Spese compensate attesa la particolarità della controversia.
P.Q.M.
Il Tribunale Amministrativo Regionale per il Veneto (Sezione Terza), definitivamente pronunciando sul ricorso, come in epigrafe proposto, lo respinge.
Spese compensate.
Ordina che la presente sentenza sia eseguita dall'autorità amministrativa.
Ritenuto che sussistano i presupposti di cui all'articolo 52, commi 1 e 2, del decreto legislativo 30 giugno 2003, n. 196, e dell’articolo 9, paragrafo 1, del Regolamento (UE) 2016/679 del Parlamento europeo e del Consiglio del 27 aprile 2016, a tutela dei diritti o della dignità della parte interessata, manda alla Segreteria di procedere all'oscuramento delle generalità nonché di qualsiasi altro dato idoneo ad identificare parte ricorrente.

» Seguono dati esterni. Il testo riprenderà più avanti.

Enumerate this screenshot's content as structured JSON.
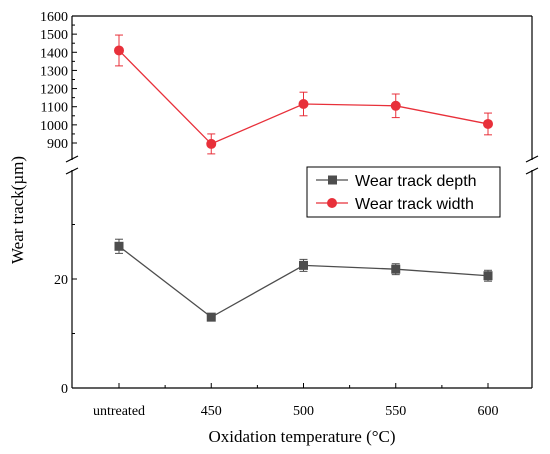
{
  "chart_data": {
    "type": "line",
    "categories": [
      "untreated",
      "450",
      "500",
      "550",
      "600"
    ],
    "xlabel": "Oxidation temperature (°C)",
    "ylabel": "Wear track(µm)",
    "grid": false,
    "legend_position": "middle-right",
    "axis_break": true,
    "y_upper": {
      "ylim": [
        850,
        1600
      ],
      "ticks": [
        900,
        1000,
        1100,
        1200,
        1300,
        1400,
        1500,
        1600
      ]
    },
    "y_lower": {
      "ylim": [
        0,
        40
      ],
      "ticks": [
        0,
        20
      ]
    },
    "series": [
      {
        "name": "Wear track depth",
        "axis": "lower",
        "color": "#4d4d4d",
        "marker": "square",
        "values": [
          26.0,
          13.0,
          22.5,
          21.8,
          20.6
        ],
        "errors": [
          1.3,
          0.5,
          1.1,
          1.0,
          1.0
        ]
      },
      {
        "name": "Wear track width",
        "axis": "upper",
        "color": "#e8303a",
        "marker": "circle",
        "values": [
          1410,
          895,
          1115,
          1105,
          1005
        ],
        "errors": [
          85,
          55,
          65,
          65,
          60
        ]
      }
    ]
  }
}
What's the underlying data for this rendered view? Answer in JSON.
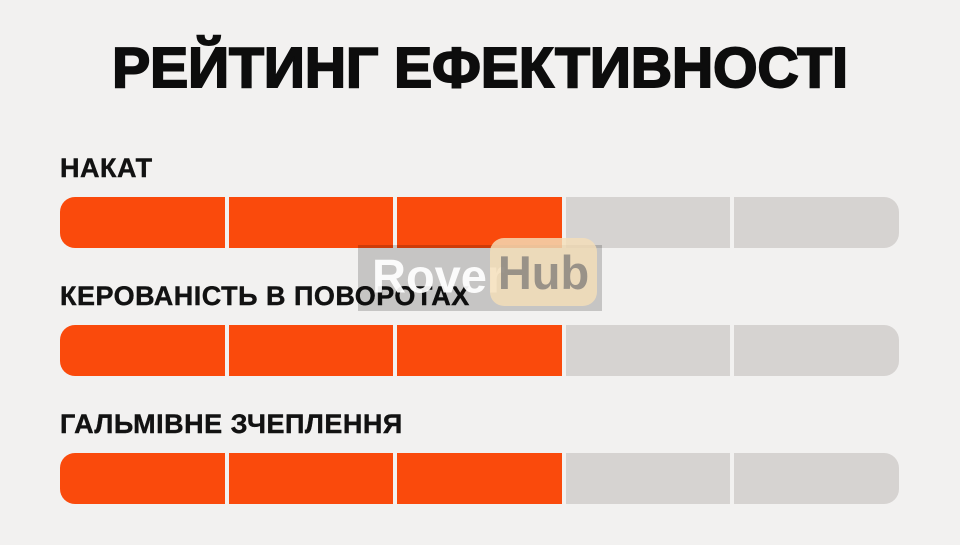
{
  "page": {
    "title": "РЕЙТИНГ ЕФЕКТИВНОСТІ",
    "background": "#F2F1F0"
  },
  "chart_data": {
    "type": "bar",
    "title": "РЕЙТИНГ ЕФЕКТИВНОСТІ",
    "categories": [
      "НАКАТ",
      "КЕРОВАНІСТЬ В ПОВОРОТАХ",
      "ГАЛЬМІВНЕ ЗЧЕПЛЕННЯ"
    ],
    "values": [
      3,
      3,
      3
    ],
    "value_max": 5,
    "segments_total": 5,
    "orientation": "horizontal",
    "legend": false,
    "grid": false,
    "colors": {
      "filled": "#FA4A0C",
      "empty": "#D6D3D1",
      "label_text": "#121212",
      "title_text": "#0D0D0D",
      "background": "#F2F1F0"
    }
  },
  "ratings": [
    {
      "label": "НАКАТ",
      "value": 3,
      "max": 5
    },
    {
      "label": "КЕРОВАНІСТЬ В ПОВОРОТАХ",
      "value": 3,
      "max": 5
    },
    {
      "label": "ГАЛЬМІВНЕ ЗЧЕПЛЕННЯ",
      "value": 3,
      "max": 5
    }
  ],
  "watermark": {
    "part1": "Rover",
    "part2": "Hub"
  }
}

Così deciso in Venezia nella camera di consiglio del giorno 28 aprile 2021 con l'intervento dei magistrati:
Alessandra Farina, Presidente
Alessio Falferi, Consigliere
Paolo Nasini, Referendario, Estensore
| L'ESTENSORE | IL PRESIDENTE |
| Paolo Nasini | Alessandra Farina |
IL SEGRETARIO
In caso di diffusione omettere le generalità e gli altri dati identificativi dei soggetti interessati nei termini indicati.